I usually hold the old yarn and the new yarn together and knit a few stitches like that. Then I drop the old yarn and continue with the new. When I go back and look at this later, I can't even tell where the join is. I have to look at the WS to find the tail (which I, of course, weave in at the end of the project).
By the way, there's not necessarily a right way or a wrong way to do things in knitting (after all, there are no knitting police). It's personal preference, so if your way works and you like it, then you're good to go. However, if you don't like it, there are several other options--some presented in this thread, and others you can find by doing a general search for "joining new yarn in knitting."
The Following User Says Thank You to Antares For This Useful Post:
I never liked the Russian join or ones like it because they seem to come apart for me. Then I'm stuck with this dinky little end, and how do you fix that?
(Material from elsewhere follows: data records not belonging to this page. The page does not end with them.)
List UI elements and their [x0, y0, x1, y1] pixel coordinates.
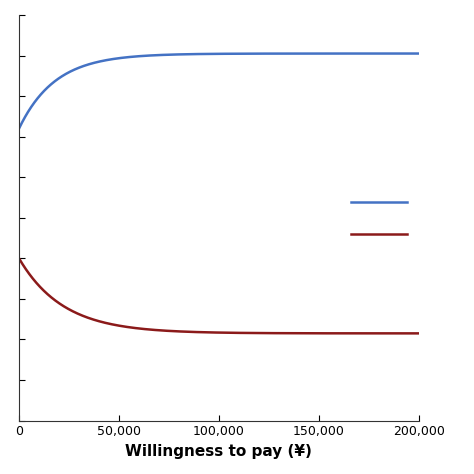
X-axis label: Willingness to pay (¥): Willingness to pay (¥): [126, 444, 312, 459]
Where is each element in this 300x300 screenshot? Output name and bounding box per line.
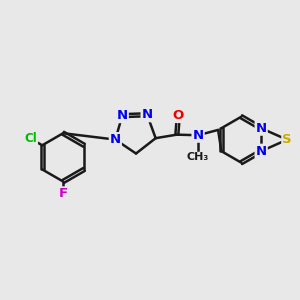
Text: N: N	[110, 133, 121, 146]
Text: N: N	[193, 129, 204, 142]
Text: CH₃: CH₃	[187, 152, 209, 162]
Text: N: N	[256, 122, 267, 135]
Text: F: F	[58, 188, 68, 200]
Text: N: N	[117, 109, 128, 122]
Text: N: N	[256, 145, 267, 158]
Text: O: O	[173, 109, 184, 122]
Text: N: N	[142, 108, 153, 121]
Text: Cl: Cl	[24, 132, 37, 145]
Text: S: S	[282, 133, 292, 146]
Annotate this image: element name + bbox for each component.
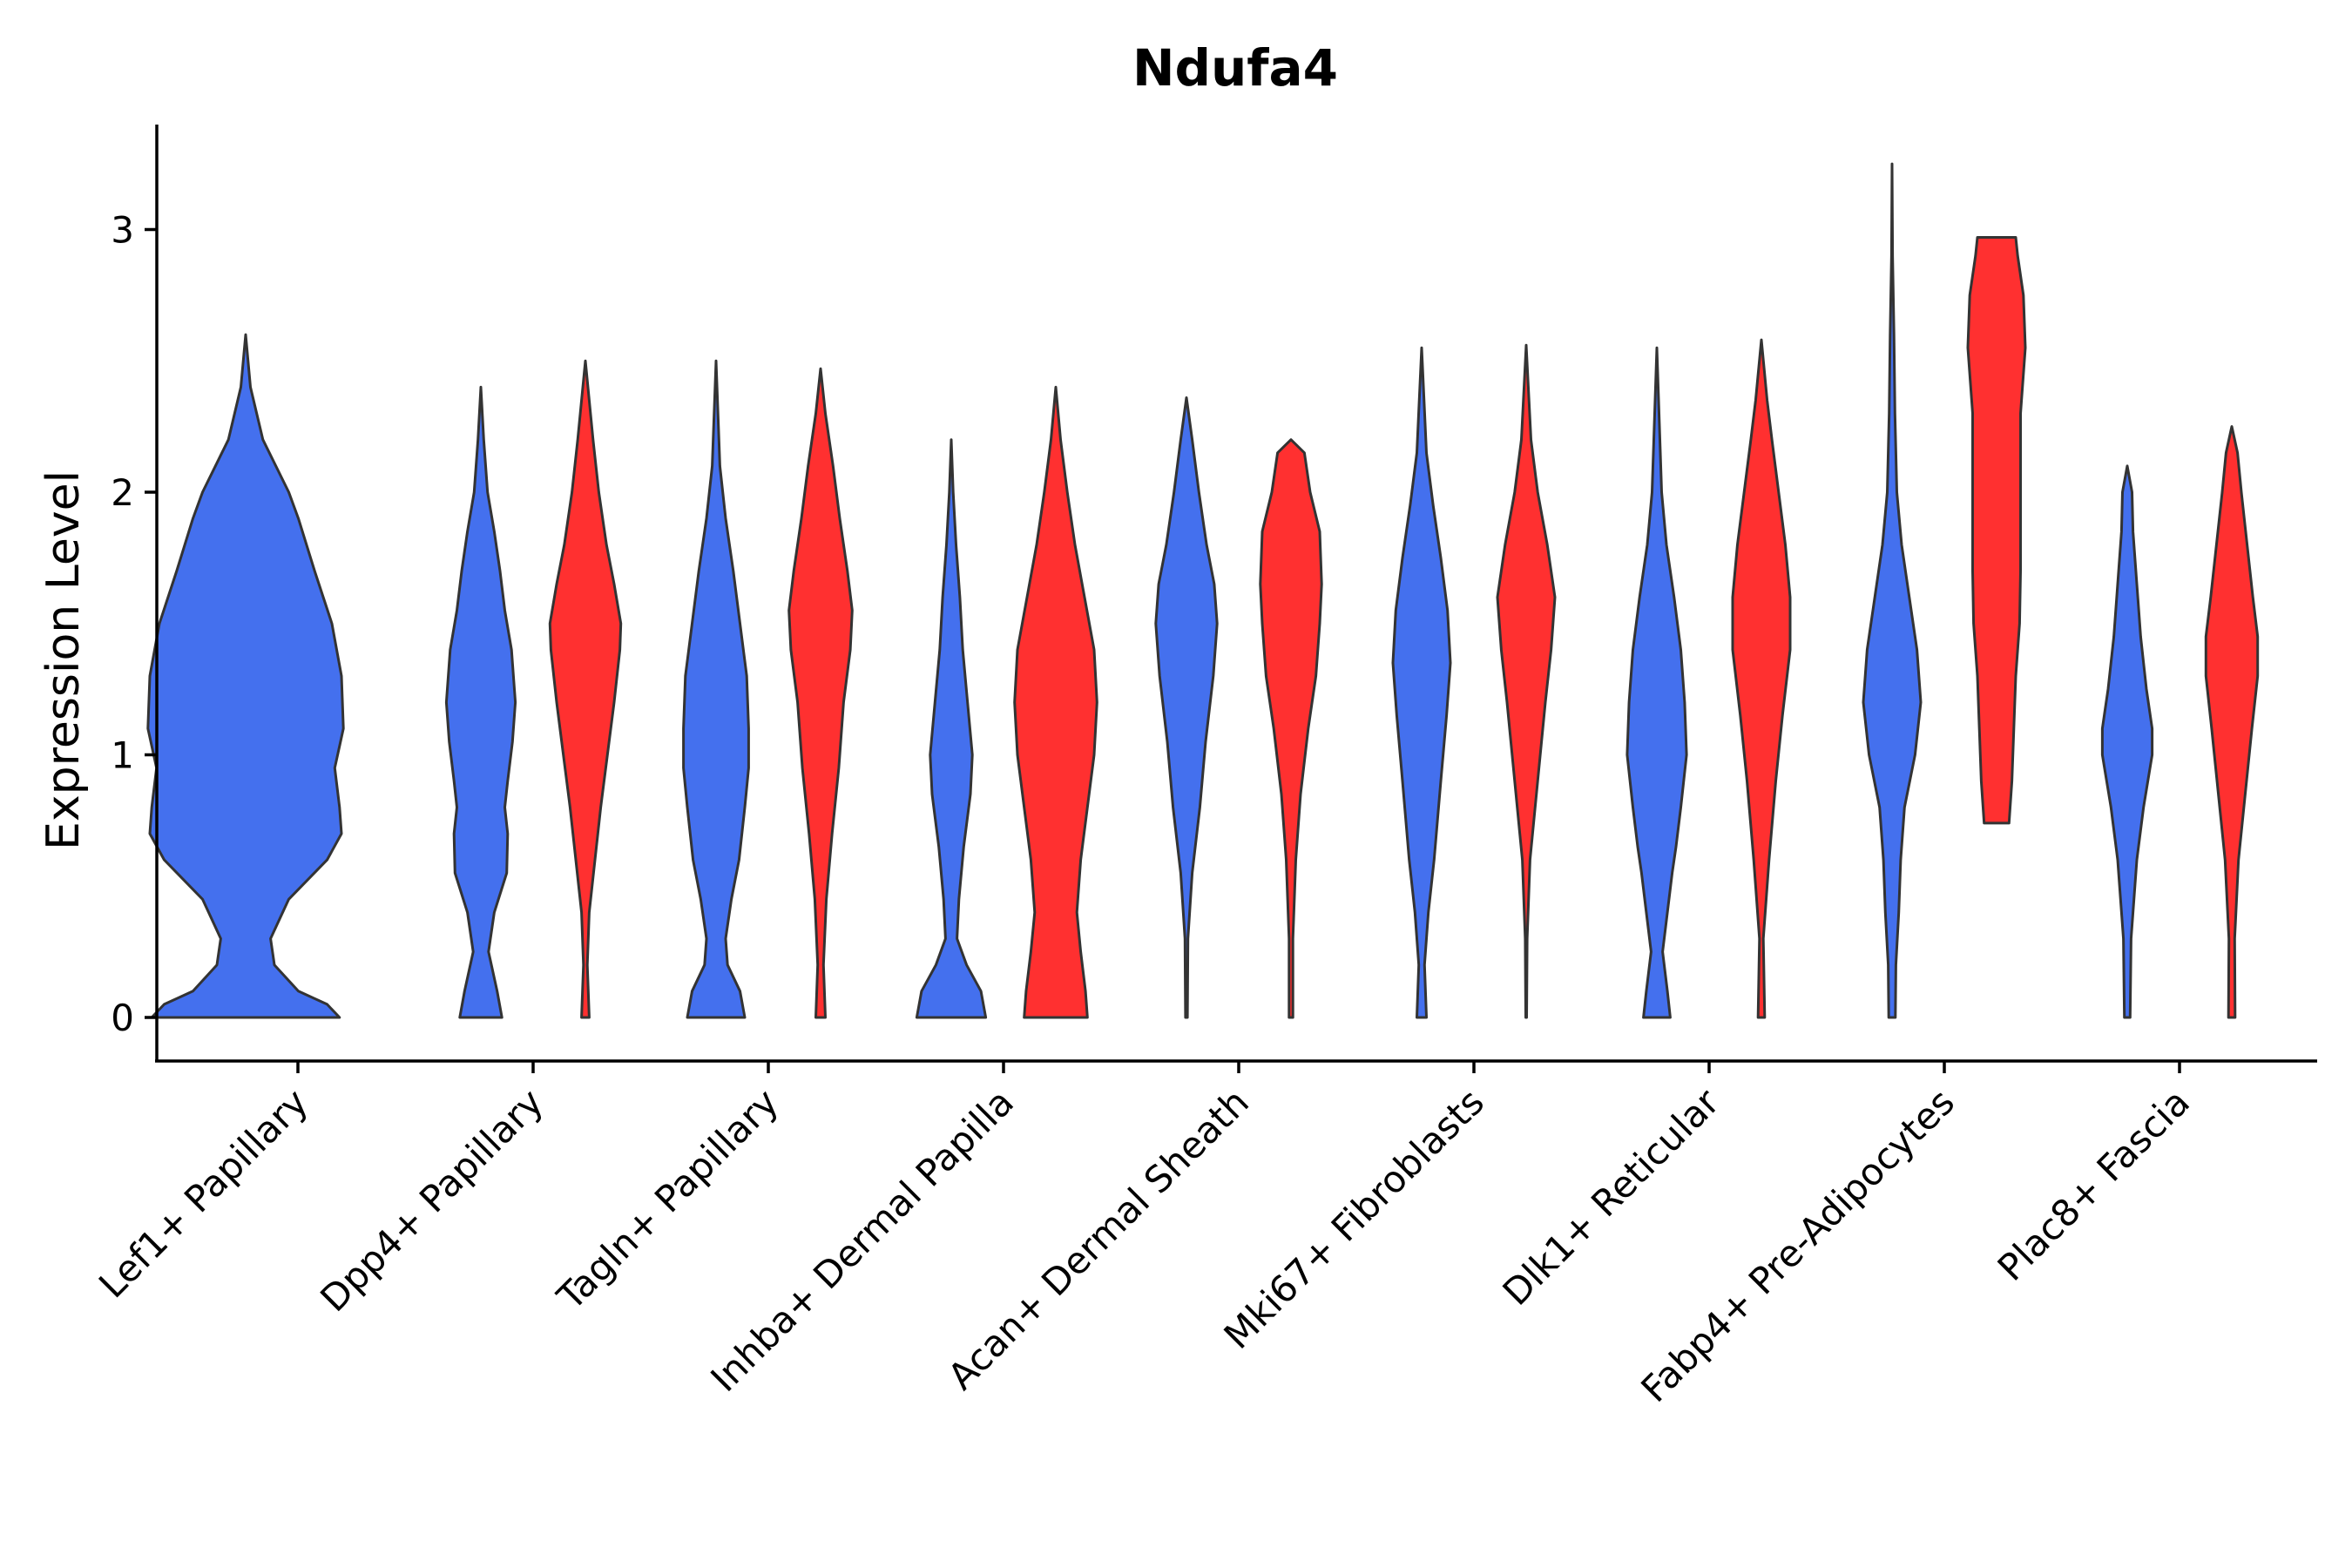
violin-group <box>146 162 2260 1019</box>
x-tick-label: Plac8+ Fascia <box>1990 1080 2198 1288</box>
violin-blue-2 <box>682 359 750 1019</box>
violin-red-7 <box>1966 236 2027 825</box>
violin-red-2 <box>787 367 854 1019</box>
violin-blue-5 <box>1391 346 1452 1019</box>
y-ticks: 0 1 2 3 <box>111 209 157 1039</box>
violin-blue-8 <box>2100 464 2154 1019</box>
x-tick-label: Mki67+ Fibroblasts <box>1216 1080 1492 1356</box>
violin-blue-6 <box>1625 346 1688 1019</box>
y-tick-label: 3 <box>111 209 134 252</box>
chart-title: Ndufa4 <box>1132 38 1338 98</box>
violin-red-3 <box>1013 385 1098 1019</box>
y-tick-label: 0 <box>111 997 134 1039</box>
violin-blue-1 <box>444 385 517 1019</box>
x-tick-label: Dlk1+ Reticular <box>1495 1080 1728 1314</box>
y-tick-label: 1 <box>111 734 134 777</box>
violin-red-4 <box>1259 438 1323 1019</box>
violin-blue-3 <box>915 438 988 1019</box>
y-tick-label: 2 <box>111 471 134 514</box>
y-axis-label: Expression Level <box>37 470 90 850</box>
violin-red-8 <box>2204 425 2260 1019</box>
violin-red-6 <box>1731 338 1792 1019</box>
violin-red-5 <box>1496 343 1557 1019</box>
violin-red-1 <box>548 359 623 1019</box>
violin-blue-7 <box>1862 162 1923 1019</box>
x-tick-label: Tagln+ Papillary <box>549 1080 787 1318</box>
x-tick-label: Dpp4+ Papillary <box>312 1080 551 1320</box>
violin-blue-4 <box>1154 396 1219 1019</box>
x-tick-label: Lef1+ Papillary <box>91 1080 316 1306</box>
violin-blue-0 <box>146 333 345 1019</box>
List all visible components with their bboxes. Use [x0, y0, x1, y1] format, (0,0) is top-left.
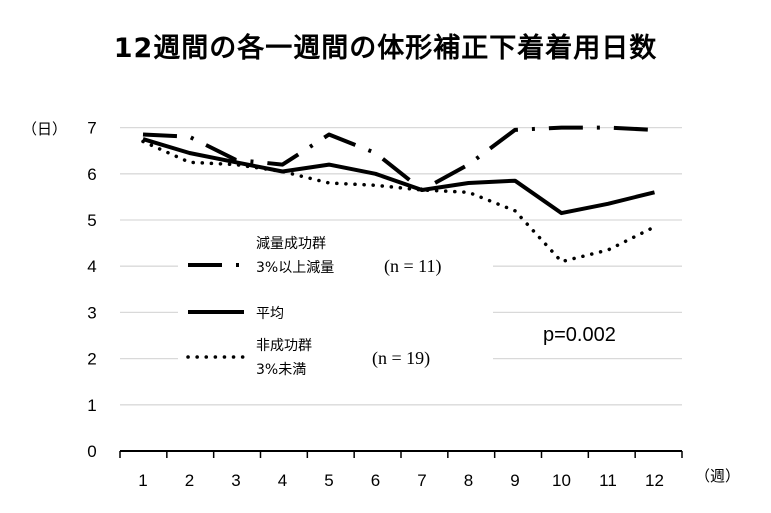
x-tick-label: 6	[371, 471, 380, 490]
y-tick-label: 6	[87, 165, 96, 184]
y-tick-label: 1	[87, 396, 96, 415]
x-tick-label: 7	[417, 471, 426, 490]
chart-title: 12週間の各一週間の体形補正下着着用日数	[113, 33, 658, 64]
x-tick-label: 1	[138, 471, 147, 490]
x-tick-label: 3	[231, 471, 240, 490]
x-axis-label: （週）	[695, 467, 740, 485]
legend-label-success: 3%以上減量	[256, 259, 334, 276]
legend-n-success: (n = 11)	[384, 256, 441, 277]
y-tick-label: 0	[87, 442, 96, 461]
legend-label-mean: 平均	[256, 306, 284, 322]
y-axis-label: （日）	[22, 120, 67, 138]
y-tick-label: 3	[87, 303, 96, 322]
y-tick-label: 4	[87, 257, 96, 276]
x-tick-label: 10	[552, 471, 571, 490]
x-tick-label: 12	[645, 471, 664, 490]
legend-n-nonsuccess: (n = 19)	[372, 348, 430, 369]
series-lines	[141, 125, 657, 264]
legend-background	[178, 232, 493, 382]
x-tick-label: 11	[599, 471, 617, 490]
x-tick-label: 8	[464, 471, 473, 490]
p-value-annotation: p=0.002	[543, 324, 616, 346]
legend-label-nonsuccess: 3%未満	[256, 362, 306, 378]
legend-label-success: 減量成功群	[256, 235, 326, 252]
series-line-success	[142, 125, 655, 192]
series-line-nonsuccess	[141, 139, 657, 264]
y-tick-label: 7	[87, 119, 96, 138]
legend-label-nonsuccess: 非成功群	[256, 338, 312, 354]
x-tick-label: 4	[278, 471, 287, 490]
x-tick-label: 5	[324, 471, 333, 490]
y-tick-label: 5	[87, 211, 96, 230]
series-line-mean	[142, 137, 655, 216]
x-tick-label: 9	[510, 471, 519, 490]
x-tick-label: 2	[185, 471, 194, 490]
y-tick-label: 2	[87, 350, 96, 369]
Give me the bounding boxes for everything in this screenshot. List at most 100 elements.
Knitting the old in with the new leaves an unsightly lump for me. I only add new yarn at the beginning of a row. I'll just drop the old and begin knitting with the new. I have to pull that first stitch on the next row to tighten it. I'll do this for one or two rows, then leave it alone. I grab the two ends, loosely tie them together with a knot at the beginning of the row. Then I come back at the end of the project, untie the knots and weave the ends in with a tapestry needle.